UPDATE: We are overnighting our Whoop Body collection to all the tennis players at the Australian Open. The sensor can be worn discreetly and effectively in our new undergarments. It’s going to take a strip search to keep @whoop off the court!!! pic.twitter.com/PZb6bzly1X — Will Ahmed (@willahmed) January 28, 2026
Afinal, o que se passou no Open da Austrália?
A polémica instalou-se na madrugada do último domingo, aquando do duelo entre Carlos Alcaraz e Tommy Paul. Ainda antes do arranque da partida, a árbitra croata Marija Cicak obrigou o tenista espanhol a retirar algo que estava 'escondido' debaixo de uma fita elástica que este apresentava no pulso direito.

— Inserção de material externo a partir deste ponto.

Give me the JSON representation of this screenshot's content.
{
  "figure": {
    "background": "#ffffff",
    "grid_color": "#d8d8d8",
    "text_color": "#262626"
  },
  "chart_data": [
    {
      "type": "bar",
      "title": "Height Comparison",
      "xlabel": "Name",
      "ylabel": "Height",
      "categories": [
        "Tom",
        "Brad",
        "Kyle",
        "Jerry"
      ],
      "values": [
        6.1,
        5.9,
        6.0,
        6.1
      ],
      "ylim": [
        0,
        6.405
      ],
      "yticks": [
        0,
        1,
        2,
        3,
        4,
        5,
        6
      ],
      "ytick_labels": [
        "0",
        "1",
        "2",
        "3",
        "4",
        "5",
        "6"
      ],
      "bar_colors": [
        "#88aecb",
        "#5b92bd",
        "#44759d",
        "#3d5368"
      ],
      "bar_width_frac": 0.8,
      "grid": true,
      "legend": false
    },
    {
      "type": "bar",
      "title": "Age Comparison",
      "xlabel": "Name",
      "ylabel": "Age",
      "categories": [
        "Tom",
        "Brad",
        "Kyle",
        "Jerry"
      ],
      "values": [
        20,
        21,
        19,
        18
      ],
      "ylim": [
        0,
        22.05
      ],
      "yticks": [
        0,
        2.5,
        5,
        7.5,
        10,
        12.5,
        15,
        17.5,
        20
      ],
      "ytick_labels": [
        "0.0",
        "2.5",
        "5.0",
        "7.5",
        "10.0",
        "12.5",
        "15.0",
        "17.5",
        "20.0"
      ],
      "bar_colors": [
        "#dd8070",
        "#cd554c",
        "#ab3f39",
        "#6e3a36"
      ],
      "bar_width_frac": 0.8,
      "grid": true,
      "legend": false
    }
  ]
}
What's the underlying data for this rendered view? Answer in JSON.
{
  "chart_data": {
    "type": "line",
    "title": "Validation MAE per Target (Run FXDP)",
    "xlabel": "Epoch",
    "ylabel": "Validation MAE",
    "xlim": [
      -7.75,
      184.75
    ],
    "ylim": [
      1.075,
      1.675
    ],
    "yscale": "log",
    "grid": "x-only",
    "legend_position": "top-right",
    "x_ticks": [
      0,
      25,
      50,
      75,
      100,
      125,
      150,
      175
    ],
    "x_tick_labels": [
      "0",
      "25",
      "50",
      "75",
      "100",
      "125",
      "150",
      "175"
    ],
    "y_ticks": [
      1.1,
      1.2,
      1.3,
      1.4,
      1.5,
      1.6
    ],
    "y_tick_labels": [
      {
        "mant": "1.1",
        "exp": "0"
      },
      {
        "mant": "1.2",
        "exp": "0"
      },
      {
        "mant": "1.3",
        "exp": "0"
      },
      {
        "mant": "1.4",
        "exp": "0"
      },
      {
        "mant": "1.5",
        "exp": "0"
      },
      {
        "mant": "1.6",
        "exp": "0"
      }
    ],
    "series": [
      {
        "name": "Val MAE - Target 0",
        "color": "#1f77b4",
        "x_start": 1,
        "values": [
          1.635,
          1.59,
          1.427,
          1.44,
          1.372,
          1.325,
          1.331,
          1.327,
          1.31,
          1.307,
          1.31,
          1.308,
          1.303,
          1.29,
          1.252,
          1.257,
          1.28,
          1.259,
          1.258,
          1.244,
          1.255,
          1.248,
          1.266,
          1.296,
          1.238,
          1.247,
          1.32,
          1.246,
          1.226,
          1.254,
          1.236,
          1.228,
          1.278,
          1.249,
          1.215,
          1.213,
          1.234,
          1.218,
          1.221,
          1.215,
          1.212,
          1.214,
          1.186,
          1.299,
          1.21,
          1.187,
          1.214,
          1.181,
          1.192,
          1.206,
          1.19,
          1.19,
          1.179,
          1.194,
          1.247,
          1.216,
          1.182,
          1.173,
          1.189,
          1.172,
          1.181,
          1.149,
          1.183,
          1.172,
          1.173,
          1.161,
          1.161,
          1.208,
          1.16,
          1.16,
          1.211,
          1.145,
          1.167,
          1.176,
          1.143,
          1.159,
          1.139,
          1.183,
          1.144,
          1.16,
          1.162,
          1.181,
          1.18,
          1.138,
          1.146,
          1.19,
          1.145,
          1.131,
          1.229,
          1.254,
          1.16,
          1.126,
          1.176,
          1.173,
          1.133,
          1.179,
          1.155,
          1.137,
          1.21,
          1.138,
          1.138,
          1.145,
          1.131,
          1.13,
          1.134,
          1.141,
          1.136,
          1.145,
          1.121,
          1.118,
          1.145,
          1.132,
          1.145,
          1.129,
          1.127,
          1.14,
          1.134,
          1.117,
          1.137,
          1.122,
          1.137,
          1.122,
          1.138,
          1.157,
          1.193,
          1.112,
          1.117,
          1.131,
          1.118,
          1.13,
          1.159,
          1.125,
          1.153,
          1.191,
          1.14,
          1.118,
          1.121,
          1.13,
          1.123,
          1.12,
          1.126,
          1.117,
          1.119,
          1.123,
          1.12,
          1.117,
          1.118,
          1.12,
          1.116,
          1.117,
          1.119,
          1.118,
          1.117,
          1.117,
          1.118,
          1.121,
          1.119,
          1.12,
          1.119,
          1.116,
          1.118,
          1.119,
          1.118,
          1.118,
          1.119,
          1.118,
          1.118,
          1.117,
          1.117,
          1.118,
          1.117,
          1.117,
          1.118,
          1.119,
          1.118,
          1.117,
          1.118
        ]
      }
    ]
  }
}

Carlos Alcaraz acedeu, de imediato, ao pedido, retirando a pulseira Whoop, mas depressa o momento deu que falar.
"São as regras da ATP e da ITF... Não se pode jogar com ela. São coisas que nos ajudam a cuidar-nos, a controlar melhor o descanso, os treinos, a carga... Mas, bom, não joguei com ela e não se passa nada. Tira-se e segue jogo", afirmou o tenista espanhol, após a partida de domingo, citado pelo AS.
Alcaraz não foi, no entanto, o único a ser obrigado a retirar a pulseira, uma vez que também Aryna Sabalenka foi avisada pelo árbitro, tal como Jannik Sinner.
Para que serve a Whoop?
A Whoop é uma pulseira, sem visor, que permite recolher dados relativos ao desempenho físico de quem a utilize, permitindo perceber, por exemplo, a eficácia de um treino ou a qualidade do sono. Também a frequência cardíaca e o oxigénio no sangue são outros dois parâmetros que a Whoop consegue ler.
São vários os atletas de alta competição que recorrem a esta pulseira, sendo Cristiano Ronaldo um dos grandes embaixadores da marca. No entanto, a Whoop não é exclusiva a atletas. Qualquer pessoa pode utilizar a pulseira mediante uma subscrição que varia entre os 199 e os 399 euros por ano, com base nas funcionalidades pretendidas.